Изменить размер шрифта - +

Узкие улочки деревни были безлюдны, большинство магазинов закрыто, если не считать кофейни на главной площади, где, лениво просматривая вчерашние газеты, заутренним кофе сидела дюжина крестьян. Этой традиционной мирной сцене никак не соответствовал полицейский участок, как видно, недавно обложенный со всех сторон мешками с песком, с крепко сбитым коммандос, маячившим у передней двери; стоило нам подъехать, как его ярко-голубые на фоне загорелого лица глаза воззрились на нас с тяжелым и отнюдь не праздным интересом, палец лег на курок автомата. Он был начеку, и это утешало; стоило мне помахать ему рукой, и он тут же помахал в ответ, успокоенный, быть может, видом знакомого английского лица среди множества местных темных.

— Как бы мне хотелось, — сказал Панос, провожая восхищенным взглядом фигуру молодого солдата, — чтобы все тут было как прежде. Но так уже не будет.

Он покачал головой и глубоко вздохнул.

— Это теперь надолго, очень надолго, друг мой, если только… если… — Он снова тряхнул головой. — Они не будут принимать нас всерьез до тех пор, пока всякие горячие головы не научатся держать себя в узде. Смотри, олеандры. Рановато для змей, а, как ты считаешь? Мне показалось, я видел змею.
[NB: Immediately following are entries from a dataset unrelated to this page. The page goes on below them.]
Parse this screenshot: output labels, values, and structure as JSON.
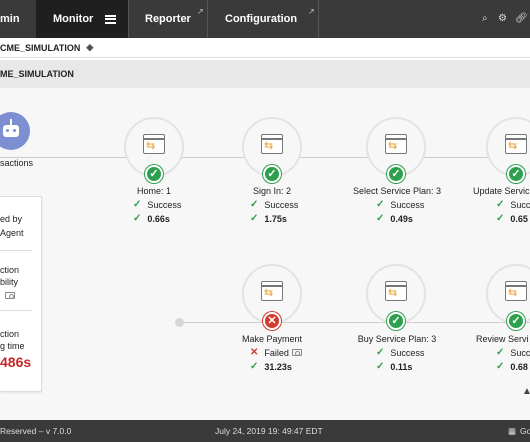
{
  "nav": {
    "admin": "min",
    "monitor": "Monitor",
    "reporter": "Reporter",
    "configuration": "Configuration"
  },
  "breadcrumb": "CME_SIMULATION",
  "section_title": "ME_SIMULATION",
  "left": {
    "transactions_label": "sactions",
    "executed_by_1": "ed by",
    "executed_by_2": "Agent",
    "availability_1": "ction",
    "availability_2": "bility",
    "response_1": "ction",
    "response_2": "g time",
    "response_value": "486s"
  },
  "steps_row1": [
    {
      "label": "Home: 1",
      "status": "Success",
      "time": "0.66s"
    },
    {
      "label": "Sign In: 2",
      "status": "Success",
      "time": "1.75s"
    },
    {
      "label": "Select Service Plan: 3",
      "status": "Success",
      "time": "0.49s"
    },
    {
      "label": "Update Servic",
      "status": "Succe",
      "time": "0.65"
    }
  ],
  "steps_row2": [
    {
      "label": "Make Payment",
      "status": "Failed",
      "time": "31.23s"
    },
    {
      "label": "Buy Service Plan: 3",
      "status": "Success",
      "time": "0.11s"
    },
    {
      "label": "Review Servi",
      "status": "Succ",
      "time": "0.68"
    }
  ],
  "footer": {
    "rights": "Reserved – v 7.0.0",
    "timestamp": "July 24, 2019  19: 49:47 EDT",
    "right": "Go"
  },
  "colors": {
    "success": "#2e9e4f",
    "failure": "#d23b2f",
    "nav_bg": "#3a3a3a",
    "robot": "#7d8fd0"
  }
}
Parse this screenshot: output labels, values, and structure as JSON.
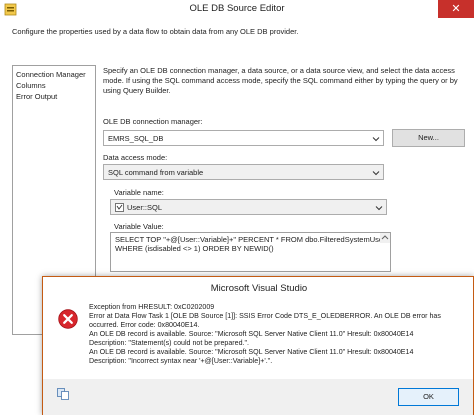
{
  "window": {
    "title": "OLE DB Source Editor",
    "close_glyph": "✕",
    "description": "Configure the properties used by a data flow to obtain data from any OLE DB provider."
  },
  "nav": {
    "items": [
      "Connection Manager",
      "Columns",
      "Error Output"
    ]
  },
  "connection_page": {
    "instructions": "Specify an OLE DB connection manager, a data source, or a data source view, and select the data access mode. If using the SQL command access mode, specify the SQL command either by typing the query or by using Query Builder.",
    "connection_manager_label": "OLE DB connection manager:",
    "connection_manager_value": "EMRS_SQL_DB",
    "new_button": "New...",
    "data_access_label": "Data access mode:",
    "data_access_value": "SQL command from variable",
    "variable_name_label": "Variable name:",
    "variable_name_value": "User::SQL",
    "variable_value_label": "Variable Value:",
    "variable_value_line1": "SELECT  TOP \"+@[User::Variable]+\" PERCENT * FROM  dbo.FilteredSystemUser",
    "variable_value_line2": "WHERE (isdisabled <> 1) ORDER BY NEWID()"
  },
  "dialog": {
    "title": "Microsoft Visual Studio",
    "lines": [
      "Exception from HRESULT: 0xC0202009",
      "Error at Data Flow Task 1 [OLE DB Source [1]]: SSIS Error Code DTS_E_OLEDBERROR.  An OLE DB error has",
      "occurred. Error code: 0x80040E14.",
      "An OLE DB record is available.  Source: \"Microsoft SQL Server Native Client 11.0\"  Hresult: 0x80040E14",
      "Description: \"Statement(s) could not be prepared.\".",
      "An OLE DB record is available.  Source: \"Microsoft SQL Server Native Client 11.0\"  Hresult: 0x80040E14",
      "Description: \"Incorrect syntax near '+@[User::Variable]+'.\"."
    ],
    "ok_button": "OK"
  },
  "colors": {
    "close_red": "#c7302b",
    "error_red": "#d7262c",
    "dialog_border": "#c45b13",
    "ok_border": "#0078d7"
  },
  "icons": [
    "app-icon",
    "close-icon",
    "chevron-down-icon",
    "variable-icon",
    "error-icon",
    "copy-icon",
    "scroll-up-icon"
  ]
}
В нескольких милях от деревни, за головокружительными поворотами и спусками, у самой дороги громоздятся настоящие песчаные отвалы — в четверти мили от пляжа. Рожковые деревья и оливы стоят здесь по колено в песке, который из года в год продвигается все дальше и дальше от моря, понемногу убивая, удушая и без того чахлые заросли кустарника и горного дуба, зажав их между коричневатых дюн. Пахиаммос, огромный песчаный пляж, по непонятным причинам снялся с места и двинулся вглубь суши. Однако, образовавшиеся прямо на дороге барханы — воистину благословенье божье для киренских строительных подрядчиков, которые шлют и шлют сюда грузовики за дармовым песком; здесь мы наткнулись на Сабри, в красной рубашке и серых брюках, он сидел, не шевелясь, под рожковым деревом, а чуть поодаль команда крякающих от натуги молодых турок загружала машину песком. Мы притормозили, и он с видимым удовольствием тут же встал и подошел к нам. Они с Паносом были если и не друзьями, то по крайней мере старыми знакомыми, и было отрадно видеть их откровенное взаимное расположение. Они были односельчане, и старые деревенские связи здесь, так сказать, на нейтральной территории, были сильнее всех национальных и религиозных распрей.

— Так что, домов ты больше не покупаешь? — спросил Сабри, и улыбчивый Панос ответил за меня.

— Без твоего участия? Да ни за что на свете. Нет, мы решили съездить за цветами.

Сабри сказал:

— Ну, я-то езжу только за деньгами, — и кивнул в сторону маленькой трудолюбивой команды в разноцветных головных повязках. — Мы люди бедные, — он скорчил жалостливую гримаску, — у нас выходных просто так, захотел и поехал, не бывает.

В данный момент, добавил он, речь идет о строительстве большого дома для одной английской леди.

— Дом не такой стильный, как у тебя, мой дорогой, но такой, знаешь, как у вас говорят, щ-щикарный.

Я сразу понял, что он имеет в виду. Особняк собирались назвать "Охинлех".

Мы посидели немного на теплом песке под старым рожковым деревом, обменяв добрый глоток нашего вина на пару розовых гранатов, украденных Сабри по дороге с плоского навершия деревенской стены в Казафани, а тем временем солнечное утро уже заставило окрестные предгорья переливаться и подрагивать во влажном горячем мареве, а вытертая серая крокодилья кожа Буффавенто приобрела фиолетовый оттенок. Луна не спешила покидать небосвод, бескровная и бледная. Где-то в блеклой синеве, за пределами видимости, самолет преодолел звуковой барьер, раскатив по горам громовое эхо.